Тот встрепенулся и, подслеповато щурясь, уставился сквозь огонь куда-то в темноту.
– Знатный был разбойник, тоже хохол. Крови на нем – аж море-окиян. Апостолом кликали. Эй, да ты прикемарил, что ли, лапоть?
Остап Морошко, и на каторге-то имевший всегда самый жалкий вид, после нескольких дней в тайге выглядел просто плачевно. Одежда изодралась об острые сучья бурелома, ботинки просили каши не меньше, чем их обладатель. Вообще он как-то съежился еще больше обычного, посерел и замызгался.
Теперь уже нельзя было точно сказать, то ли ему тридцать лет, то ли все шестьдесят. Из-за привычки добавлять подобострастное «с» в конце своих «да-с» и «нет-с», выдававшей в нем бывшего мелкого чиновника, и заикания Морошко стал потехой для всей каторги и в последнее время взял манеру, кроме необходимых случаев, молчать, уставившись в сторону. Ни дать ни взять призрак человека.
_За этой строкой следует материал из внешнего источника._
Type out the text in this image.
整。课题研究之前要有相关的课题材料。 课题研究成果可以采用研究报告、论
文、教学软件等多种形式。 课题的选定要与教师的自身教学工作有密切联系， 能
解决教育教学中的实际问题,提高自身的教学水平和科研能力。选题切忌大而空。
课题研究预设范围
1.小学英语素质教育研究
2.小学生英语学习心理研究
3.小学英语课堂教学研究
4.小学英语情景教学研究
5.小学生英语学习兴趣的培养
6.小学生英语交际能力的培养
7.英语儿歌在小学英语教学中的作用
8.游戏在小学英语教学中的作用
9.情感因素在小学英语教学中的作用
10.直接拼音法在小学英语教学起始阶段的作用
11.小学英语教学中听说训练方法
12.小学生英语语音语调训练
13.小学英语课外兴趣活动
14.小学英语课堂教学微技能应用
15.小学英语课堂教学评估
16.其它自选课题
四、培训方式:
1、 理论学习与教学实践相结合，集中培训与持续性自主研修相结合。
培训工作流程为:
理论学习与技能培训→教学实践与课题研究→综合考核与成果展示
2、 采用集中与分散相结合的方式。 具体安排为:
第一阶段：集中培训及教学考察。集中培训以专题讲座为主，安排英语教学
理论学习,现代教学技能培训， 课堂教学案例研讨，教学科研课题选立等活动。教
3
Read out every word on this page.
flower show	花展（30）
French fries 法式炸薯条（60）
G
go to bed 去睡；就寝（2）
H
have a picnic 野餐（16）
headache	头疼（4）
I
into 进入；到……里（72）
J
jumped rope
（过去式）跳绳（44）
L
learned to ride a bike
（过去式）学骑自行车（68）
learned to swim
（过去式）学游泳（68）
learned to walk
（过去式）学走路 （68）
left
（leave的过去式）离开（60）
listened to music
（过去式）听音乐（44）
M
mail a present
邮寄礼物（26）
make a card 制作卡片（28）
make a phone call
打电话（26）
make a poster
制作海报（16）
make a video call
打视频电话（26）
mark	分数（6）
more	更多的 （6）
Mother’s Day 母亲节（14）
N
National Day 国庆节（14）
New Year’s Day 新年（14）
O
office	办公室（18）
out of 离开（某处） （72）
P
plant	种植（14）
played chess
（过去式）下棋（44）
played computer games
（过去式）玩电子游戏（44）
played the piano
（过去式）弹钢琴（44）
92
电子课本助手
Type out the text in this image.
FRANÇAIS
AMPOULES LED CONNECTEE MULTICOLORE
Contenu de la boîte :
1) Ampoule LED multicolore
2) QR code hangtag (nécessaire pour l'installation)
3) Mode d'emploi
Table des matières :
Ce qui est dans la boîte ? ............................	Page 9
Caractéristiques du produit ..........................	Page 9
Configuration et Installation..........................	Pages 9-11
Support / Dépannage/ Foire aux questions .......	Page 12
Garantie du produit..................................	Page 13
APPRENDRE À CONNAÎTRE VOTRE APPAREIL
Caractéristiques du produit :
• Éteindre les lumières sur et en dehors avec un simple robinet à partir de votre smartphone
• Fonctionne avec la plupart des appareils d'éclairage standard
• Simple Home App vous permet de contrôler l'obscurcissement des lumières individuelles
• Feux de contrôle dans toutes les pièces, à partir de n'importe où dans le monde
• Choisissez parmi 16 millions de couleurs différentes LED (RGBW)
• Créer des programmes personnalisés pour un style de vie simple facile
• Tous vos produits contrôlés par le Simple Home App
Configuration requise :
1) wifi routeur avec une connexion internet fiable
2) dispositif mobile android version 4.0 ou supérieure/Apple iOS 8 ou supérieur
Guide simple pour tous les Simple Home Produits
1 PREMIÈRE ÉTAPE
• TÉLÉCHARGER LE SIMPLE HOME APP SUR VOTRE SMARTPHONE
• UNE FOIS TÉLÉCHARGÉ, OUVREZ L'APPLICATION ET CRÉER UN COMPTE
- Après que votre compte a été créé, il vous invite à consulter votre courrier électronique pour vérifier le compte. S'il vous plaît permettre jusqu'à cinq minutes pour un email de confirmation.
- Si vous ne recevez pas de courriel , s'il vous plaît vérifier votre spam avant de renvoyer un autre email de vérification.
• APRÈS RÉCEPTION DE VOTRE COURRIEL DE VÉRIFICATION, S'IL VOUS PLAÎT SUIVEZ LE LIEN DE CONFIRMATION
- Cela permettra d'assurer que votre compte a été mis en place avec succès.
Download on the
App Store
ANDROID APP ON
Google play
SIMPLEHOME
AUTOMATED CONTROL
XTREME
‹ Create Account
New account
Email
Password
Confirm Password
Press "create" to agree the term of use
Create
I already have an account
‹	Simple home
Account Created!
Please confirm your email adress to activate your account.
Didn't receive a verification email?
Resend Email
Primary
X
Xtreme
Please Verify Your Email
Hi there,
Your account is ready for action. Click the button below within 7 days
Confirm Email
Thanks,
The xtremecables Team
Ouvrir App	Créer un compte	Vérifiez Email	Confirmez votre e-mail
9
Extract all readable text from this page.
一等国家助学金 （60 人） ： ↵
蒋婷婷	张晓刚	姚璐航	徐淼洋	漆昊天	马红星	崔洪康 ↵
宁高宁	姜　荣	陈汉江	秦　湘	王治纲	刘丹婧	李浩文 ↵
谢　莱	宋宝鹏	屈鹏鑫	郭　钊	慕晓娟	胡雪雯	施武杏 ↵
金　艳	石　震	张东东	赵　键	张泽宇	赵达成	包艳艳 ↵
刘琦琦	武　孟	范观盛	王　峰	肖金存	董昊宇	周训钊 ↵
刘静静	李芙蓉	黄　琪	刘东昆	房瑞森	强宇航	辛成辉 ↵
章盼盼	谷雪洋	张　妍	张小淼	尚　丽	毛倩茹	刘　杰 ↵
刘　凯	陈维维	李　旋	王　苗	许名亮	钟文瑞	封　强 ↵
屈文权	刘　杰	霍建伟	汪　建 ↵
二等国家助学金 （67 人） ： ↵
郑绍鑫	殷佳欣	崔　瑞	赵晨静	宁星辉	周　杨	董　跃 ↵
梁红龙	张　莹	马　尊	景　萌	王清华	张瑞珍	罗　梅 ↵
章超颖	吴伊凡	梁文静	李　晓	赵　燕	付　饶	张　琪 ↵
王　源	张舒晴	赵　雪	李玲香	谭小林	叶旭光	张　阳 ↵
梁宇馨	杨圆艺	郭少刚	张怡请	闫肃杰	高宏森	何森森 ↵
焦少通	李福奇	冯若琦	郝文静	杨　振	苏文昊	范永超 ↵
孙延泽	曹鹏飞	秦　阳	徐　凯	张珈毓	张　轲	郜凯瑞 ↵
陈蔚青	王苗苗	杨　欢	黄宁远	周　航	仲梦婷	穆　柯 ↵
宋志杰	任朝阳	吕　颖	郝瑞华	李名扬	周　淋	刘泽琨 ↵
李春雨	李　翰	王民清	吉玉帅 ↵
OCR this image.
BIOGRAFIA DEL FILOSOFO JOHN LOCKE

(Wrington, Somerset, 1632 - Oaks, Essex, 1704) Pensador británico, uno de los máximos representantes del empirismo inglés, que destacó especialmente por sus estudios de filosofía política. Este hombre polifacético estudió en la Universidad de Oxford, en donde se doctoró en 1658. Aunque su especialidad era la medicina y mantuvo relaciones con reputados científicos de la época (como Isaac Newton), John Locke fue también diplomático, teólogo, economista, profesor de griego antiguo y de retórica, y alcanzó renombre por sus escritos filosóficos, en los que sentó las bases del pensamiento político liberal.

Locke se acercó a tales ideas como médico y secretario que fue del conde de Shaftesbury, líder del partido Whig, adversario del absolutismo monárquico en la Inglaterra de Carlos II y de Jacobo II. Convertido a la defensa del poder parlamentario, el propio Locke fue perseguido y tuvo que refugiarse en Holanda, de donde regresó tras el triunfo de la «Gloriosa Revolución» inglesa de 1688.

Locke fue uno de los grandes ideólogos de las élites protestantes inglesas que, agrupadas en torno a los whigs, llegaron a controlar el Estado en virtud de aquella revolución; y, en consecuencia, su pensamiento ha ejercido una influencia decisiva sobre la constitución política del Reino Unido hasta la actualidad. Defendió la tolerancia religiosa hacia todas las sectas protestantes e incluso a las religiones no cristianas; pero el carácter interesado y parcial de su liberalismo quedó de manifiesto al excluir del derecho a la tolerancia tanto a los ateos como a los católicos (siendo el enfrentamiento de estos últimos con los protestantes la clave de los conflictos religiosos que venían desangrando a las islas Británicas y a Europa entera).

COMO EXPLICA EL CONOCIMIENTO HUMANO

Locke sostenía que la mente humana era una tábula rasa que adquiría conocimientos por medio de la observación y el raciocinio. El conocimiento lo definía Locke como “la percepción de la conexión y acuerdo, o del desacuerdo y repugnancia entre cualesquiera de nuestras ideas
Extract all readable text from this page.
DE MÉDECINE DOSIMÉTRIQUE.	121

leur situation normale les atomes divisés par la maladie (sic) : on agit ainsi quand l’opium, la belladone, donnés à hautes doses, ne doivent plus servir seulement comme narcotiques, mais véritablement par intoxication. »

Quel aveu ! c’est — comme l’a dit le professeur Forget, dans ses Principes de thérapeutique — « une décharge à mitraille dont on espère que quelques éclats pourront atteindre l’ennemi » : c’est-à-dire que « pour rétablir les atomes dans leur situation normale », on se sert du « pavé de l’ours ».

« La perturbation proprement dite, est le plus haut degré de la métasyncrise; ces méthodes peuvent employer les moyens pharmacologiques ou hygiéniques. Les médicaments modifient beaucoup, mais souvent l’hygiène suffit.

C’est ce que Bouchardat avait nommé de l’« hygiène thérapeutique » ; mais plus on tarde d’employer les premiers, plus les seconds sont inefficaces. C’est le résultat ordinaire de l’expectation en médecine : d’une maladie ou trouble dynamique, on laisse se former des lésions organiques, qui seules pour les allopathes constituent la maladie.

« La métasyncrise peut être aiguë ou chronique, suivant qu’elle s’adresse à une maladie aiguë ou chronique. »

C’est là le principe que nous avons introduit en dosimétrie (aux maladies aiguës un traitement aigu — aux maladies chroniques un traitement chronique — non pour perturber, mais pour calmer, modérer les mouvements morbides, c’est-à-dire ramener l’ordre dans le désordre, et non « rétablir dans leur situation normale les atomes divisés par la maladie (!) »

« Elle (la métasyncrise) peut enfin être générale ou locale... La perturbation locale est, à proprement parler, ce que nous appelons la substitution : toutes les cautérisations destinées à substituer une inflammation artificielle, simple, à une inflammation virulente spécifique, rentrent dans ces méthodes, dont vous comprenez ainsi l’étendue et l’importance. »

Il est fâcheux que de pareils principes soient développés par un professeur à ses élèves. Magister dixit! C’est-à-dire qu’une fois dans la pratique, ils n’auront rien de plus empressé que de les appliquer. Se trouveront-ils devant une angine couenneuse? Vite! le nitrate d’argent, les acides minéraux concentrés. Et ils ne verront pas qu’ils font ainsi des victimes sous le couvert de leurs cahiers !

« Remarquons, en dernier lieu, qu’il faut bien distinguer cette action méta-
Жало разглядывал своего товарища по несчастью, дивясь, как этакий дохляк умудрился столько дней бежать с ними по тайге. Только сейчас, после рассказа Колеса, до Жала стало доходить, зачем здоровяк-лиходей потащил с собой с каторги это недоразумение. Хилый арестант был просто ходячей консервой, припасенной в дорогу. Сразу вслед за этим сердце Жала екнуло от другой мысли: а не был ли он сам походной закуской?
Наконец Морошко понял, что вопрос обращен к нему, и, удивленно поморгав, начал сбивчиво тараторить:
– Я? Нет-с, не слыхал никогда, нет-с. Апостол-с? Нет, я только двенадцать оных знаю, да еще Андрея Первозванного. Да мне ж простительно, я же первоходом-с здесь, как изволили выразиться. Человек к каторжному делу непривычный, в порядках несведущий. Не обессудьте-с.